Financial Advisor and Investment Advisor
Financial advisors generally take a long-term view of your investment
horizon. They're trained to help you make objective decisions based on
your specific financial goals. The truth is, a financial advisor can
potentially make a big difference in your investment results.
On their own, investors may act on emotion rather than information
buying and selling based on good and bad news in the media. Your
financial advisor can encourage you to stay on course during uncertain
times or discourage you from paying more than may be warranted for an
investment.
Why Use an Investment Advisor?
A Qualified Professional Can Help You:
Determine your long-term financial goals
Screen out funds that do not match your objectives
Assess risk tolerance
Research funds that meet your requirements
Determine asset allocations
Understand the risks and potential rewards of investing
Monitor investment performance
Review investment needs on a continual basis
Make decisions in difficult markets on an on-going basis
Answer questions, provide advice and reassurance
Financial analysts and personal
financial advisors provide analysis and guidance to businesses and
individuals to help them with their investment decisions. Both types of
specialists gather financial information, analyze it, and make recommendations
to their clients. However, their job duties differ because of the type of
investment information they provide and the clients for whom they work.
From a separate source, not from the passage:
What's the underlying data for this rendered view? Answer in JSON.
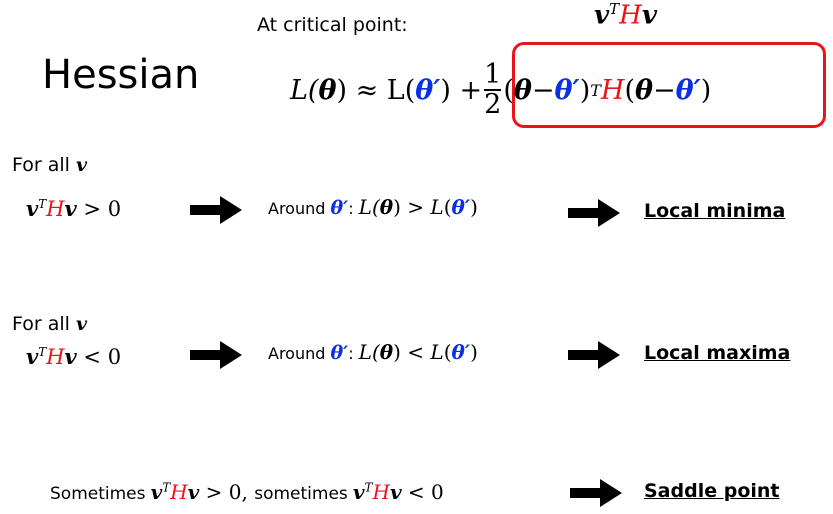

Financial analysts assess the economic performance of companies and industries
for firms and institutions with money to invest. Personal financial advisors
generally assess the financial needs of individuals, offering them a wide range
of options.
Financial analysts, also called securities analysts and investment
analysts, work for banks, insurance companies, mutual and pension
funds, securities firms, and other businesses, helping these
companies or their clients make investment decisions. Financial
analysts read company financial statements and analyze commodity
prices, sales, costs, expenses, and tax rates in order to determine
a companys value and to project its future earnings. They often meet
with company officials to gain a better insight into the firms
prospects and to determine its managerial effectiveness. Usually,
financial analysts study an entire industry, assessing current
trends in business practices, products, and industry competition.
They must keep abreast of new regulations or policies that may
affect the industry, as well as monitor the economy to determine its
effect on earnings.
Financial analysts use spreadsheet and statistical software packages
to analyze financial data, spot trends, and develop forecasts. On
the basis of their results, they write reports and make
presentations, usually making recommendations to buy or sell a
particular investment or security. Senior analysts may even be the
ones who decide to buy or sell if they are responsible for managing
the company's or clients assets. Other analysts use the data they
find to measure the financial risks associated with making a
particular investment decision.
Financial analysts in investment banking departments of securities
or banking firms often work in teams, analyzing the future prospects
of companies that want to sell shares to the public for the first
time. They also ensure that the forms and written materials
necessary for compliance with Securities and Exchange Commission (
SEC)
regulations are accurate and complete. They may make
presentations to prospective investors about the merits of investing
in the new company. Financial analysts also work in mergers and
acquisitions departments, preparing analyses on the costs and
benefits of a proposed merger or takeover.